Here’s a rundown of bills and vetoes, courtesy of  Peter Detwiler, staff director of the Senate Committee on Local Government. It’s a compendium pursued happily by political junkies throughout the state. Enjoy!

• Schwarzenegger has set a record for signing the fewest bills in a single year, approving only 652 of the measures that reached his desk in the 2009 regular session.

• The Legislature passed just 893 bills in 2009, the fewest in more than 40 years.

• Schwarzenegger vetoed 241 bills (27%), down from last year’s record of 414 vetoes.

• Schwarzenegger signed the lowest annual average number of bills (793 a year over six years).
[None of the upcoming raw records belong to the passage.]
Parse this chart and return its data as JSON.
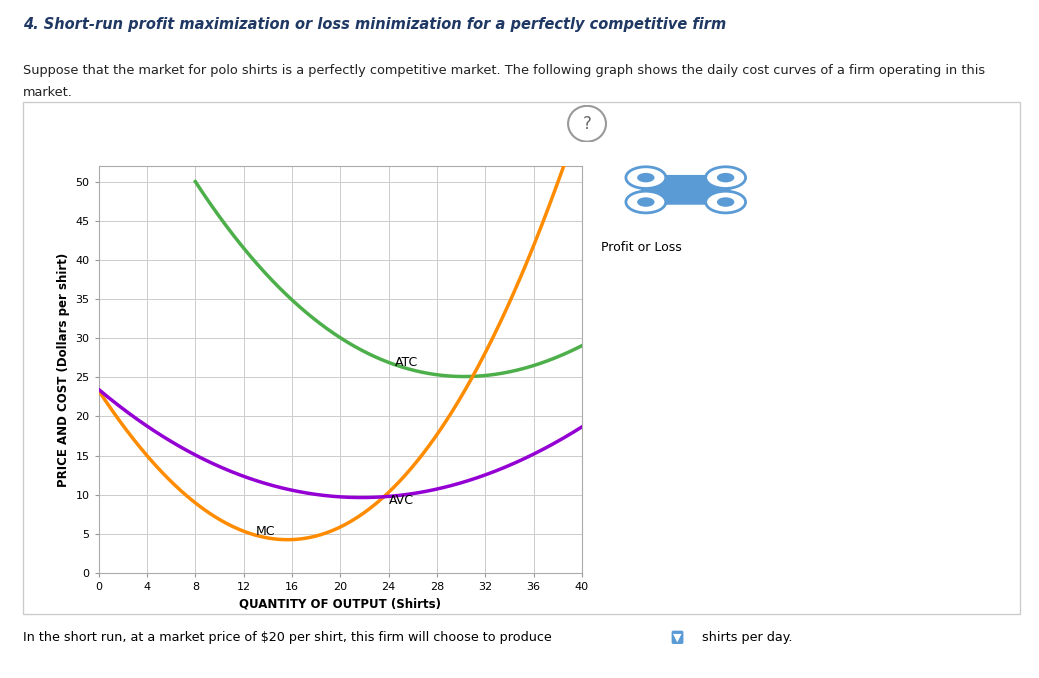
{
  "title_line1": "4. Short-run profit maximization or loss minimization for a perfectly competitive firm",
  "subtitle1": "Suppose that the market for polo shirts is a perfectly competitive market. The following graph shows the daily cost curves of a firm operating in this",
  "subtitle2": "market.",
  "xlabel": "QUANTITY OF OUTPUT (Shirts)",
  "ylabel": "PRICE AND COST (Dollars per shirt)",
  "xlim": [
    0,
    40
  ],
  "ylim": [
    0,
    52
  ],
  "xticks": [
    0,
    4,
    8,
    12,
    16,
    20,
    24,
    28,
    32,
    36,
    40
  ],
  "yticks": [
    0,
    5,
    10,
    15,
    20,
    25,
    30,
    35,
    40,
    45,
    50
  ],
  "atc_color": "#4daf4a",
  "mc_color": "#ff8c00",
  "avc_color": "#9400d3",
  "background_color": "#ffffff",
  "grid_color": "#cccccc",
  "footer_text": "In the short run, at a market price of $20 per shirt, this firm will choose to produce",
  "footer_suffix": "shirts per day.",
  "legend_label": "Profit or Loss",
  "icon_color": "#5b9bd5",
  "atc_x": [
    8,
    16,
    20,
    24,
    28,
    32,
    40
  ],
  "atc_y": [
    50,
    35,
    30,
    27,
    25,
    25.5,
    29
  ],
  "mc_x": [
    0,
    4,
    8,
    12,
    16,
    20,
    24,
    28,
    32,
    36,
    38
  ],
  "mc_y": [
    24,
    14,
    8.5,
    5.5,
    5,
    6.5,
    10,
    17,
    28,
    42,
    50
  ],
  "avc_x": [
    0,
    4,
    8,
    12,
    16,
    20,
    24,
    28,
    32,
    36,
    40
  ],
  "avc_y": [
    24,
    18,
    15,
    12,
    11,
    10.3,
    10,
    10.5,
    12,
    15,
    19
  ]
}
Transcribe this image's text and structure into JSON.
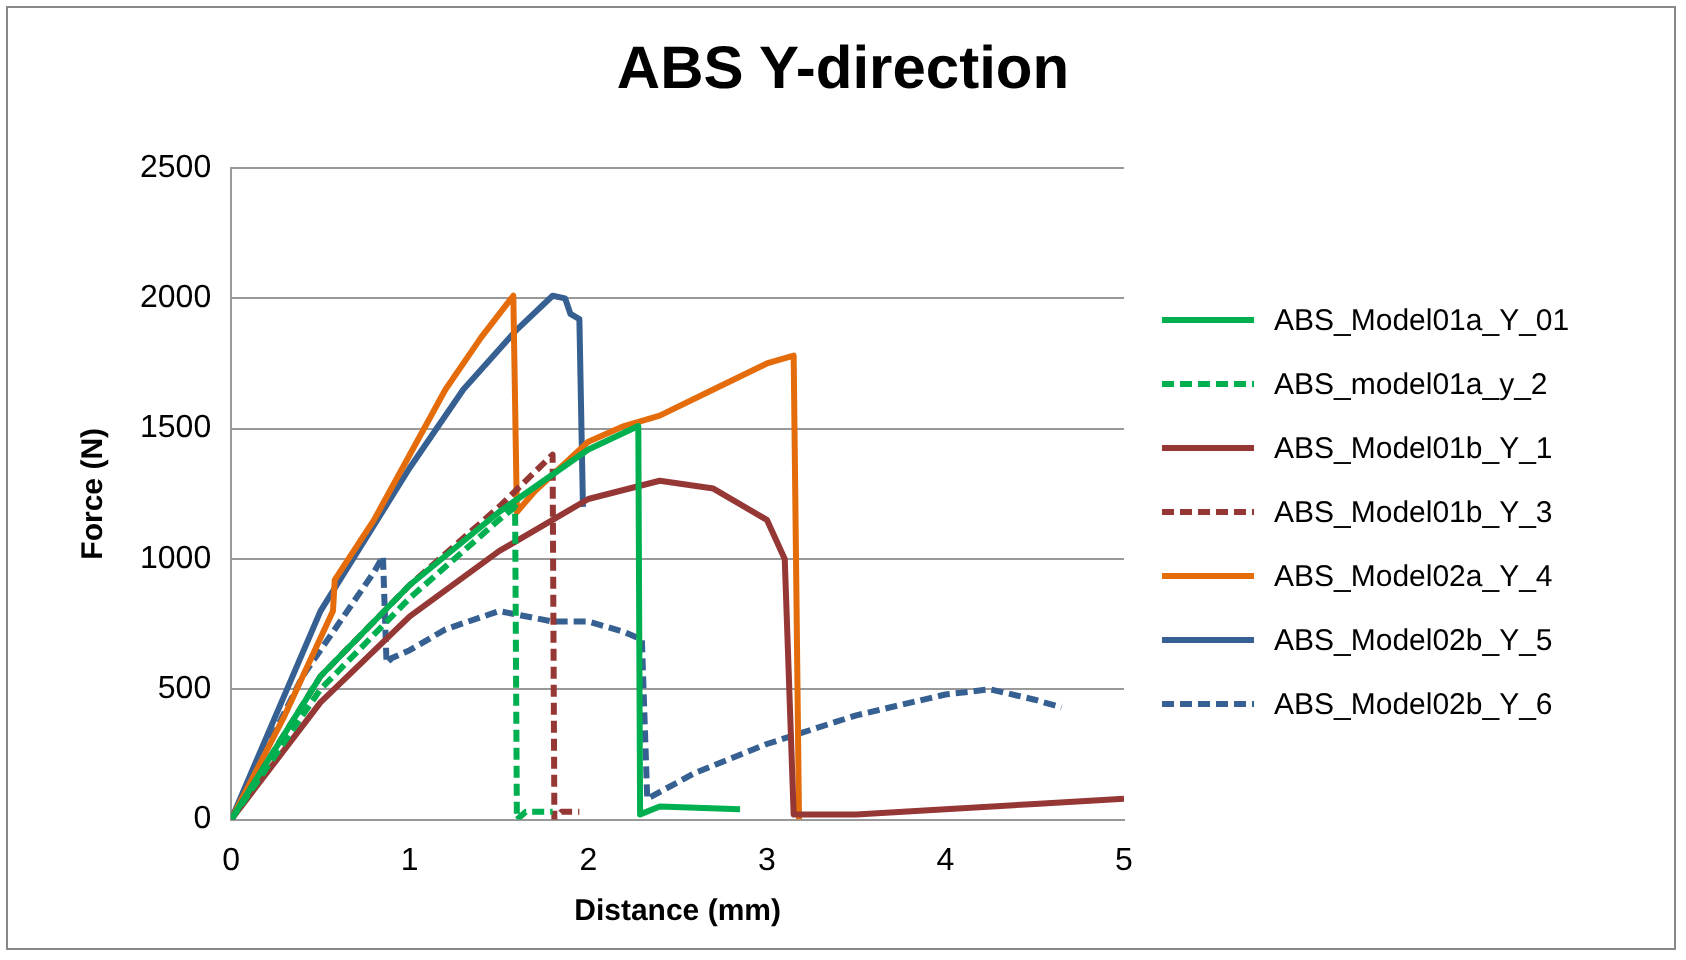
{
  "chart_data": {
    "type": "line",
    "title": "ABS Y-direction",
    "xlabel": "Distance (mm)",
    "ylabel": "Force (N)",
    "xlim": [
      0,
      5
    ],
    "xticks": [
      0,
      1,
      2,
      3,
      4,
      5
    ],
    "ylim": [
      0,
      2500
    ],
    "yticks": [
      0,
      500,
      1000,
      1500,
      2000,
      2500
    ],
    "grid": "y",
    "legend": "right",
    "marker": "none",
    "series": [
      {
        "name": "ABS_Model01a_Y_01",
        "color": "#00b050",
        "line_style": "solid",
        "x": [
          0,
          0.5,
          1,
          1.5,
          2,
          2.28,
          2.29,
          2.4,
          2.85
        ],
        "values": [
          0,
          550,
          900,
          1180,
          1420,
          1510,
          20,
          50,
          40
        ]
      },
      {
        "name": "ABS_model01a_y_2",
        "color": "#00b050",
        "line_style": "dashed",
        "x": [
          0,
          0.5,
          1,
          1.5,
          1.59,
          1.6,
          1.65,
          1.8
        ],
        "values": [
          0,
          500,
          850,
          1150,
          1200,
          0,
          30,
          30
        ]
      },
      {
        "name": "ABS_Model01b_Y_1",
        "color": "#953735",
        "line_style": "solid",
        "x": [
          0,
          0.5,
          1,
          1.5,
          2,
          2.4,
          2.7,
          3,
          3.1,
          3.15,
          3.5,
          4,
          4.5,
          5
        ],
        "values": [
          0,
          450,
          780,
          1030,
          1230,
          1300,
          1270,
          1150,
          1000,
          20,
          20,
          40,
          60,
          80
        ]
      },
      {
        "name": "ABS_Model01b_Y_3",
        "color": "#953735",
        "line_style": "dashed",
        "x": [
          0,
          0.5,
          1,
          1.5,
          1.8,
          1.81,
          1.85,
          1.95
        ],
        "values": [
          0,
          550,
          900,
          1200,
          1400,
          0,
          30,
          30
        ]
      },
      {
        "name": "ABS_Model02a_Y_4",
        "color": "#e46c0a",
        "line_style": "solid",
        "x": [
          0,
          0.3,
          0.57,
          0.58,
          0.8,
          1,
          1.2,
          1.4,
          1.58,
          1.6,
          1.7,
          2,
          2.2,
          2.4,
          2.7,
          3,
          3.15,
          3.18
        ],
        "values": [
          0,
          400,
          800,
          920,
          1150,
          1400,
          1650,
          1850,
          2010,
          1180,
          1260,
          1450,
          1510,
          1550,
          1650,
          1750,
          1780,
          0
        ]
      },
      {
        "name": "ABS_Model02b_Y_5",
        "color": "#376092",
        "line_style": "solid",
        "x": [
          0,
          0.5,
          1,
          1.3,
          1.6,
          1.8,
          1.87,
          1.9,
          1.95,
          1.97
        ],
        "values": [
          0,
          800,
          1350,
          1650,
          1880,
          2010,
          2000,
          1940,
          1920,
          1200
        ]
      },
      {
        "name": "ABS_Model02b_Y_6",
        "color": "#376092",
        "line_style": "dashed",
        "x": [
          0,
          0.4,
          0.7,
          0.8,
          0.85,
          0.87,
          0.9,
          1,
          1.2,
          1.5,
          1.8,
          2,
          2.2,
          2.3,
          2.33,
          2.6,
          3,
          3.5,
          4,
          4.25,
          4.5,
          4.65
        ],
        "values": [
          0,
          550,
          850,
          950,
          1010,
          600,
          620,
          650,
          730,
          800,
          760,
          760,
          720,
          690,
          80,
          180,
          290,
          400,
          480,
          500,
          460,
          430
        ]
      }
    ]
  }
}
• Deukmejian vetoed the most bills (2,298 over eight years).  However, with 1,674 vetoes over his six years, Schwarzenegger is close to Deukmejian’s rate of 287 vetoes a year.

• Deukmejian vetoed the most bills in a single year (436 in 1990).

• Schwarzenegger has vetoed nearly twice as many bills in six years (1,674) as Reagan did in eight years (843).

• In his five years, Davis vetoed twice as many bills (1,098) as Brown did in eight years (528).

• In 1982, Brown vetoed just 30 bills, setting the record for the lowest number of vetoes.

• Wilson signed the fewest bills of any recent, two-term governor (9,324 over eight years).

• Although political conservatives, Deukmejian and Reagan signed more bills than Brown, the more activist liberal.

• The five years with the highest number of chaptered bills were all with Republican governors (1971, 1984, 1967, 1990, 1988).